Rainey’s disappearance is only one of many, many ugly
occurrences in the pretty little town. The local bank gets robbed, and a sniper
picks off each of the cops chasing the escape car. Along with the bank’s $2.5 million, the
robbers swiped a top-secret piece of equipment previously stolen from a local
Raytheon subsidiary. A prominent citizen films his adolescent
daughters in the shower. And mirrors and windows reflect something
evil.
The sleepy southern town was built against Tallulah’s Wall,
a forbidding-looking cliff that serves as the northern border. Locals think
that the town’s problems might stem from Crater Sink, an ominous, bottomless
sinkhole at the top of the wall. Readers realize early on—far, far earlier than
the characters do, that the true source of the problem is time travel gone seriously
awry.
Carsten Stroud is an amazing talent. His writing is elegant, his setting
fabulously ominous, and his characters refreshingly unique. He describes one couple as being “as frigidly
unappealing as banana-flavored Popsicles.”

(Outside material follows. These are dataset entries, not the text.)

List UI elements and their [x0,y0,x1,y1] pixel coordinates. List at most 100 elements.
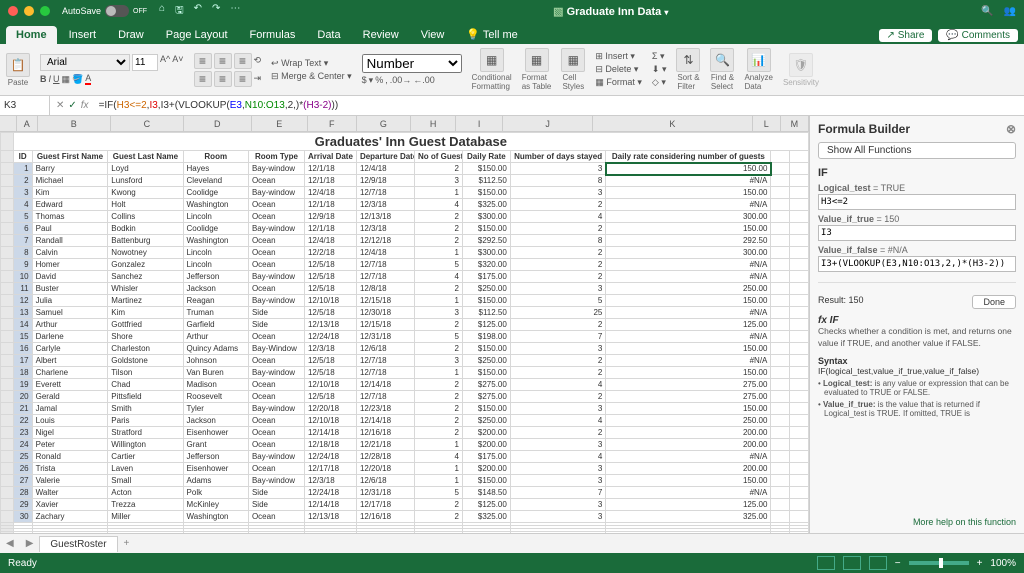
cell[interactable]: 12/13/18 [304,511,356,523]
cell[interactable]: Buster [32,283,108,295]
cell[interactable] [790,295,809,307]
sheet-nav-prev-icon[interactable]: ◀ [0,538,20,549]
minimize-window-icon[interactable] [24,6,34,16]
cell[interactable]: $325.00 [462,511,510,523]
cell[interactable]: 25 [13,451,32,463]
cell[interactable]: 3 [510,463,606,475]
cell[interactable]: 21 [13,403,32,415]
cell[interactable]: Willington [108,439,183,451]
cell[interactable]: 3 [414,175,462,187]
cell[interactable]: Bay-window [248,367,304,379]
cell[interactable] [771,439,790,451]
table-header[interactable]: Daily rate considering number of guests [606,151,771,163]
autosave-toggle[interactable]: AutoSave OFF [62,5,147,17]
cell[interactable]: 5 [510,295,606,307]
row-header[interactable] [1,271,14,283]
delete-cells-button[interactable]: ⊟ Delete ▾ [595,64,642,75]
cell[interactable]: Ocean [248,235,304,247]
enter-formula-icon[interactable]: ✓ [68,100,76,111]
cell[interactable]: $150.00 [462,223,510,235]
arg-input-1[interactable] [818,225,1016,241]
column-header-K[interactable]: K [593,116,752,131]
tab-formulas[interactable]: Formulas [240,26,306,44]
row-header[interactable] [1,451,14,463]
cell[interactable] [790,439,809,451]
cell[interactable]: 200.00 [606,427,771,439]
cell[interactable] [790,307,809,319]
cell[interactable] [771,319,790,331]
cell[interactable]: 5 [414,259,462,271]
cell[interactable]: 12/13/18 [356,211,414,223]
cell[interactable]: Cartier [108,451,183,463]
cell[interactable]: Julia [32,295,108,307]
cell[interactable]: $200.00 [462,439,510,451]
cell[interactable]: 1 [414,463,462,475]
cell[interactable] [13,532,32,534]
cell[interactable]: 26 [13,463,32,475]
cell[interactable]: 7 [510,331,606,343]
cell[interactable]: Garfield [183,319,248,331]
cell[interactable]: Ocean [248,259,304,271]
autosum-icon[interactable]: Σ ▾ [652,51,667,62]
cell[interactable]: 2 [510,271,606,283]
fx-icon[interactable]: fx [81,100,89,111]
cell[interactable] [771,331,790,343]
cell[interactable]: 6 [13,223,32,235]
cell[interactable]: 8 [510,175,606,187]
cell[interactable]: 200.00 [606,463,771,475]
cell[interactable] [790,475,809,487]
cell[interactable]: Peter [32,439,108,451]
cell[interactable]: Truman [183,307,248,319]
cell[interactable]: 12/5/18 [304,367,356,379]
row-header[interactable] [1,463,14,475]
cell[interactable]: Goldstone [108,355,183,367]
cell[interactable]: Valerie [32,475,108,487]
arg-input-2[interactable] [818,256,1016,272]
cell[interactable]: Van Buren [183,367,248,379]
cell[interactable]: Edward [32,199,108,211]
cell[interactable]: 200.00 [606,439,771,451]
cell[interactable]: 4 [510,415,606,427]
cell[interactable]: 12/7/18 [356,187,414,199]
fill-color-icon[interactable]: 🪣 [72,74,83,85]
cell[interactable]: Bay-window [248,271,304,283]
cell[interactable]: Ocean [248,199,304,211]
cancel-formula-icon[interactable]: ✕ [56,100,64,111]
cell[interactable]: 3 [510,499,606,511]
column-header-I[interactable]: I [456,116,503,131]
column-header-A[interactable]: A [17,116,38,131]
insert-cells-button[interactable]: ⊞ Insert ▾ [595,51,642,62]
cell[interactable]: 12/14/18 [356,379,414,391]
column-header-B[interactable]: B [38,116,111,131]
align-center-icon[interactable]: ≡ [214,71,232,87]
cell[interactable]: Bay-window [248,403,304,415]
cell[interactable] [790,403,809,415]
cell[interactable]: 12/1/18 [304,223,356,235]
table-header[interactable]: Room [183,151,248,163]
arg-input-0[interactable] [818,194,1016,210]
cell[interactable] [790,343,809,355]
cell[interactable]: 2 [414,499,462,511]
cell[interactable]: $150.00 [462,163,510,175]
cell[interactable] [790,451,809,463]
tab-data[interactable]: Data [307,26,350,44]
cell[interactable] [790,223,809,235]
cell[interactable]: 11 [13,283,32,295]
cell[interactable]: 250.00 [606,415,771,427]
cell[interactable]: Walter [32,487,108,499]
cell[interactable]: Xavier [32,499,108,511]
cell[interactable] [790,163,809,175]
cell[interactable]: Smith [108,403,183,415]
cell[interactable]: Loyd [108,163,183,175]
font-name-select[interactable]: Arial [40,54,130,71]
cell[interactable]: 2 [414,403,462,415]
redo-icon[interactable]: ↷ [212,3,220,20]
cell[interactable]: #N/A [606,451,771,463]
cell[interactable]: #N/A [606,259,771,271]
cell[interactable]: 1 [414,367,462,379]
cell[interactable] [790,379,809,391]
cell[interactable]: 10 [13,271,32,283]
cell[interactable] [771,295,790,307]
cell[interactable]: Ocean [248,511,304,523]
cell[interactable]: 12/18/18 [304,439,356,451]
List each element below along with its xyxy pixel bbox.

About Tin Town, Niceville’s slum, Stroud said,
“the main industry ruling the place was a lethal combination of grinding hard
times, blood-simple gunsels, pointless death, and blue ruin.” (I’m not sure
what “blue ruin” is, but I liked the phrase.) Despite his skill—or rather,
because of it—I ultimately found Niceville
infuriating. The problem? The plot is a
hot mess. There are too many story lines, and Stroud does not bother to weave
them together. Characters are thrown in
the mix in a way that implies they’ll somehow impact the plot; too often, they
have no effect at all. When one character takes action to destroy another, Stroud writes, “the fact that he was, in effect, about
to commit a kind of suicide was not clear to him at the time.” Set-ups of that sort deserve resolution equal
to the drama of the language; the fact that the character was alive and well at
the end of the book left me scratching my head. The supernatural aspect of the plot is not
compelling and the climax of that story line incomprehensible. Stroud is
careless and sloppy. In the mystery world, those are capital crimes.
I couldn’t put this book down, but when it was done, I
wanted to stomp it into dust. It’s a
great read with an outstandingly unsatisfying ending.